Demand for BlackBerry handsets outside of Europe and the US is on the wane, threatening some of the few remaining growth markets for the handset maker.
Sales of handsets in international markets are being squeezed by competition from low-cost Android smartphones and buyers being put off by the lack of apps for BlackBerry phones, the Canadian firm wrote in a filing to the US Securities and Exchange Commission (SEC) published yesterday.
"The intense competition impacting the company's financial and operational results that previously affected demand in the United States market is now being experienced globally, including in international markets where the company has historically experienced rapid growth," the filing said.
The filing follows BlackBerry's financial results being released last Friday where it announced losses of $965m during the second quarter of this year. Much of these losses came from a write-down of inventory phones using the new BlackBerry 10 operating system, which were designed to compete with Android and iPhones.

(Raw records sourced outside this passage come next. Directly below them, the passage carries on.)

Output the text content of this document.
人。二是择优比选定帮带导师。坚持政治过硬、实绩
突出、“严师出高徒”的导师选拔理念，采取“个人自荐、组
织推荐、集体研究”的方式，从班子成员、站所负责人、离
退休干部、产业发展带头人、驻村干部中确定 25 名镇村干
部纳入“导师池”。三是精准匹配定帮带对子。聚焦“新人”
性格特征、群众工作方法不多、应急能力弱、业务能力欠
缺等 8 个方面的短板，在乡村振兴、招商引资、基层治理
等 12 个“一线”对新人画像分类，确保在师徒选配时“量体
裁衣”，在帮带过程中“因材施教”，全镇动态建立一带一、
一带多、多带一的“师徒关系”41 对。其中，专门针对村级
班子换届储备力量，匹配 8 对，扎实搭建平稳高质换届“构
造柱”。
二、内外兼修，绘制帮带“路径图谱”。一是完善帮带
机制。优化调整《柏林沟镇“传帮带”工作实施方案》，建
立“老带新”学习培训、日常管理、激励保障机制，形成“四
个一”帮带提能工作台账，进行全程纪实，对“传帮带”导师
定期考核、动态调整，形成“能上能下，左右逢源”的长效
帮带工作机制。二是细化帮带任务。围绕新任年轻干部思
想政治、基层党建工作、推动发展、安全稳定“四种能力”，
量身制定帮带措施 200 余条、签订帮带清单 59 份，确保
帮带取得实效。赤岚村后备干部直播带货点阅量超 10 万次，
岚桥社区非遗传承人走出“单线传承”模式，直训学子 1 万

Most of the 3.7 million BlackBerry smartphones shipped during the quarter were the previous generation BlackBerry 7 handsets, although BB10's poor showing was in part because revenue on some BlackBerry 10 devices shipped during the quarter were not included in these figures.
Hardware revenues for the quarter declined $942m, or 55 percent, over the same period the previous year.
"The company believes that the significant decrease in hardware revenue and device sales over the prior fiscal year was primarily attributable to decreased demand and lower sell-through for the Company's new products, due to the maturing smartphone market and very intense competition, as well as lower average selling prices compared to the second quarter of fiscal 2013," the filing said.
"Additionally, delays in the launch of certain functionality of the BES 10 platform and alternative competitor products in the market have resulted in a slower than anticipated rate of adoption of the BES 10 platform by enterprise customers, many of which look to deploy BlackBerry 10 hardware and software simultaneously to optimize security through the integrated BlackBerry end-to-end solution."
The BlackBerry Z10, which introduced the new line in January, will be sold as the company’s low-priced entry level touch-screen phone, it said.
BlackBerry's services business also saw revenues decline, falling 27 percent to $724m.
Europe, the Middle East and Africa (EMEA) accounted for the largest share of BlackBerry's $1.573bn revenue for the three months to the end of August this year. While EMEA accounted for about 44 percent of revenues, the proportion of BlackBerry's takings from North America stood at $414m or about 26 percent.
The company repeated its earlier pledge that it intends to lay off about 4,500 people, about 40 percent of the workforce. These layoffs are expected to cost the company about $400m in charges, according to the filing, up from a previous estimate of $100m.